Samstag, 31. Januar 2009

Principiis obsta!

Keine Woche ohne moralisierende NS-Debatten. Ein Rundfunkrat der ARD stänkerte pro forma über die Stauffenberg-Persiflage von Oliver Pocher. Die sei „pietätslos“ und schnitte „den Helden des deutschen Widerstands“ die Ehre ab. (Den Helden? Gab es mehrere in Deutschland? Wusste ich gar nicht. Klar, der Stauffenberg, der war ein Guter. Nicht zuletzt gilt er ja eben nicht als Urheber des Sprüchleins, mit dem Ersten sehe man besser, sondern vielmehr des Polit-Bonmots Wehret den Anfängen.) Zumal mir deuchte, das Heldenhafte sei weniger eine Kategorie des demokratischen Deutschlands (und das von euch Freiburgern im Breisgau – ba! ba! ba!), als mehr
zu Hause im Begriffsdunst von Mutterkreuz in großdeutschen Ariermanufakturen und Planübererfüllern im Sozialismus. Ihr tätet besser daran, die Volkstümler, vorwiegend der dritten Sender, vorwiegend des MDR, abzumahnen. Wenn durch öffentlich-rechtliche Mittel gesellschaftliche und kulturelle Dumpfheit und deutscher-Boden-Romantik geschürt wird, dann beim Silbereisen und seinen musikfreien Heimatapologeten.

Und am Tag, da der Gas-Zwist Russlands und der Ukraine mit abgedrehten Pipelines eskalierte, verlieh in Dresden der sächsische Ministerpräsident Tillich dem postmodernden Zaren Vladimir Putin, KGB-Mann in Dresden zu DDR-Zeiten und seines Zeichens nicht zuletzt lupenreiner Demokrat, einen Orden („Sie sind der Stadt auf besondere Weise verbunden“). Der Terminus der Ahnungslosigkeit ist in legendärer Weise dieser Stadt zugehörig (Zusammenfassung bei extra3 des NDR). Das Dresdner Stadtmarketing wünsche sich mehr Glamour, und Putin sei gerade in der Gegend gewesen – so erklärte sich unser Touristenführer in Dresden an besagtem Tag jene Ereignisse, die für den Abend in der Semperoper anstanden. Minderwertigkeitskomplexe in Sachen Glanz & Glitzer arbeitet nun auch Leipzig auf, der Society-Klumpatsch greift aufs Gewandhaus über: Am 2. Februar verleiht man im Großen Saal einigen Zusammengeklaubten den so getauften Mendelssohn-Preis 2009.

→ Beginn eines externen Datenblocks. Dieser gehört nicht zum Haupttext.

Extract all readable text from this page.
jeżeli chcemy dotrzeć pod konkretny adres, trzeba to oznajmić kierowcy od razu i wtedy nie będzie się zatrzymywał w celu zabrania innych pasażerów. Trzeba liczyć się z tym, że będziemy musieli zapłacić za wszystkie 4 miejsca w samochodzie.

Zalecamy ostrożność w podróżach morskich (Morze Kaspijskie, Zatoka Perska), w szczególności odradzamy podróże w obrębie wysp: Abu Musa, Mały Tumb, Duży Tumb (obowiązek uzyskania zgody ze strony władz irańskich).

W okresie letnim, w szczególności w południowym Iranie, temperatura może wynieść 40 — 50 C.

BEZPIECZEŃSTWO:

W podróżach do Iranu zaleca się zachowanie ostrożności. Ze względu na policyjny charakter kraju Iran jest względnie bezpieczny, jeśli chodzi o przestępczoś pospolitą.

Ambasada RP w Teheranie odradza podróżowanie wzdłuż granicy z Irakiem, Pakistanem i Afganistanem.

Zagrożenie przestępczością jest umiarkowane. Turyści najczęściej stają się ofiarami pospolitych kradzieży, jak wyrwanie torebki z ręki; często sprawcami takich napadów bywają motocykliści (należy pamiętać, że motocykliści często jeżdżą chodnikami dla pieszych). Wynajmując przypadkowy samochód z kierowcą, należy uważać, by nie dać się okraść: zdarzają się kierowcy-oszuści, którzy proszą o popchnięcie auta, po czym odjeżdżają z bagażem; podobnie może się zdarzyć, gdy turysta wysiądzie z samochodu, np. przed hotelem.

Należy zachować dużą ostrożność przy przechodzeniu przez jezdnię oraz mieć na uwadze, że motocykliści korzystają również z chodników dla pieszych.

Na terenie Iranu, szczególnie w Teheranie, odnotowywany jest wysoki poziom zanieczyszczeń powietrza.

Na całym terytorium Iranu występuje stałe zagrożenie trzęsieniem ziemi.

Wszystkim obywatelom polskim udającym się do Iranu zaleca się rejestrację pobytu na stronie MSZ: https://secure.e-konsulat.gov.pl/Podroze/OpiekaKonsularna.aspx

„Helmut Schmidt, Armin Mueller-Stahl und Riccardo Chailly sind die diesjährigen Preisträger. Ornella Muti, Geraldine Chaplin und Justus Frantz würdigen die Preisträger; als Gäste werden erwartet Wolfgang Stumph, Cheryl Shepard, Peter Sloterdijk, Wolfgang Tiefensee und viele andere“ (Gewandhaus.de)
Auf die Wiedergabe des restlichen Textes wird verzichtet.